Water rate increase approved by South Bend common council
City officials have been urging the common council to act on the nagging problem of aging water infrastructure for months.
After being shelved since September, the council approved a water rate hike with a 5-4 vote Monday night.
The city says it needs $88 million to upgrade degraded and failing water infrastructure around the city.
After months of back and forth, the solution to this longstanding issue will cost residents less than what was originally planned.
Before, the city proposed an average water rate increase of about $5 a month for the average home.
Two weeks ago, the city’s public works director laid out a new plan that would see just over $2 more added to the average monthly bill in 2018 and an additional $2.90 the following year.
This cut will only bring in about $22 million.
That’s the compromise this council has been looking for but still; some didn’t want to rush this decision.
“I think it needs to be explained clearly to the people of South Bend and I believe our mayor should take the lead in doing that and hopefully he can do that at tomorrow’s state of the union,” said Oliver Davis, South Bend Common Councilman.
Mayor Pete Buttigieg disagreed, saying the city has been working for over a year on this proposal.

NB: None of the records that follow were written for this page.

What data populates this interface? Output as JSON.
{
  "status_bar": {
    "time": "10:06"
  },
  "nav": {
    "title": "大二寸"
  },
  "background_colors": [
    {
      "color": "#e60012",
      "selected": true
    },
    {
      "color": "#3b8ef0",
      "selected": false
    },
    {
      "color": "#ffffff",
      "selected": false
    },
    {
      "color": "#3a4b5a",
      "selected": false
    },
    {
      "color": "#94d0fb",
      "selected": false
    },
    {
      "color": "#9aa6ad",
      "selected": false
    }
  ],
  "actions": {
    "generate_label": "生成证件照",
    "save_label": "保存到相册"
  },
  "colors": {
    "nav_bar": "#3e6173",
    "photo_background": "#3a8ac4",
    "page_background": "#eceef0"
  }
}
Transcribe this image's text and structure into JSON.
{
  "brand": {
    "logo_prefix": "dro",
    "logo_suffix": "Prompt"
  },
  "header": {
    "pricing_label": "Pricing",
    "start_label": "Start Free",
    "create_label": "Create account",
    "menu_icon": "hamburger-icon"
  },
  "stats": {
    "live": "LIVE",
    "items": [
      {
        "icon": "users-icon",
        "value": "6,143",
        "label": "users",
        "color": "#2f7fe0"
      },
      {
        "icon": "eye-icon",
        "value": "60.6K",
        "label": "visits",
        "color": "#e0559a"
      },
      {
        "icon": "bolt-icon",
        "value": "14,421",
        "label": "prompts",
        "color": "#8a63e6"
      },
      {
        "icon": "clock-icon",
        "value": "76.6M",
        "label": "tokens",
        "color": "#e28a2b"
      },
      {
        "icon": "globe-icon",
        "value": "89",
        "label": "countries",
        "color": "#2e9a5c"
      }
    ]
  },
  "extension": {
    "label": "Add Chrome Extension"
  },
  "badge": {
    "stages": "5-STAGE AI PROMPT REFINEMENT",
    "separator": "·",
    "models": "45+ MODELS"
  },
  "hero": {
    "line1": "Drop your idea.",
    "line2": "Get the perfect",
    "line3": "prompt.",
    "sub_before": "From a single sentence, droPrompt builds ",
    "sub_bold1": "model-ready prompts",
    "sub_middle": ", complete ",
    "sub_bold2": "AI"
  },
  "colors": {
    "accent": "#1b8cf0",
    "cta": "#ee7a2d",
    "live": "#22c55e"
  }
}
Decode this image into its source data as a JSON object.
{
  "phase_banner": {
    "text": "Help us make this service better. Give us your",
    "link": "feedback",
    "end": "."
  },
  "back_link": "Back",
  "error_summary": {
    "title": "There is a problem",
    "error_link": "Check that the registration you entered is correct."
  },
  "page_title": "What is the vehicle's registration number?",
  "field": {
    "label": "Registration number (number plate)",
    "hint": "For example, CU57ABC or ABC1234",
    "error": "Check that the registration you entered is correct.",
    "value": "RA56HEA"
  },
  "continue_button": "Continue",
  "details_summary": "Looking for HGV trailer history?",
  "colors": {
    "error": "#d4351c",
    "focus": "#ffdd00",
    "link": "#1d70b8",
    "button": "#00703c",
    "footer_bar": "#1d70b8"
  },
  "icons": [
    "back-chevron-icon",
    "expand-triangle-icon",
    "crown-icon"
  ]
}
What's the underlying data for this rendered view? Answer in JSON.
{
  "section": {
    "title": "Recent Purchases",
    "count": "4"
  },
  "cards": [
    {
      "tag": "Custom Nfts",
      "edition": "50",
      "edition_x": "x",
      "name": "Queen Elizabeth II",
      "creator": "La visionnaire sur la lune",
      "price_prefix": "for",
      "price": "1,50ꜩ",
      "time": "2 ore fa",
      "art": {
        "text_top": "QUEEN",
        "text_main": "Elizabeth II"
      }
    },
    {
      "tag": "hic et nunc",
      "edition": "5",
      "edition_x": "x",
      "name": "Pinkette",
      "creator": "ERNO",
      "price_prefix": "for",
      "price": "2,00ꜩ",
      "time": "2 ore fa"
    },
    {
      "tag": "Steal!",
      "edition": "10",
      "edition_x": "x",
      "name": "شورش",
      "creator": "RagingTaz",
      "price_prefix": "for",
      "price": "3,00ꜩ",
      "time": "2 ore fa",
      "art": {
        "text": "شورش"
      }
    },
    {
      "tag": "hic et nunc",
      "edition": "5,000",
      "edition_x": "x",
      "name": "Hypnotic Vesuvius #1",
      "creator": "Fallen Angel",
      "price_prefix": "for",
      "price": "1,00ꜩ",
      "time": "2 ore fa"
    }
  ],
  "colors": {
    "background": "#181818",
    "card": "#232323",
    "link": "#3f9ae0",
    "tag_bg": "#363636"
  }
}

He weighed in this afternoon in a statement saying in part:
“Delivering safe, clean drinking water is one of our most fundamental obligations to the residents we serve. I have confidence that the Council, as the established fiscal body, is prepared to make good on that obligation. We cannot afford further delay on critical funding for needed repairs to our water infrastructure. After months of dialogue with the Council, we presented a compromise proposal nearly three weeks ago that covers only the most urgent needs for the near term, and the time for action has come.”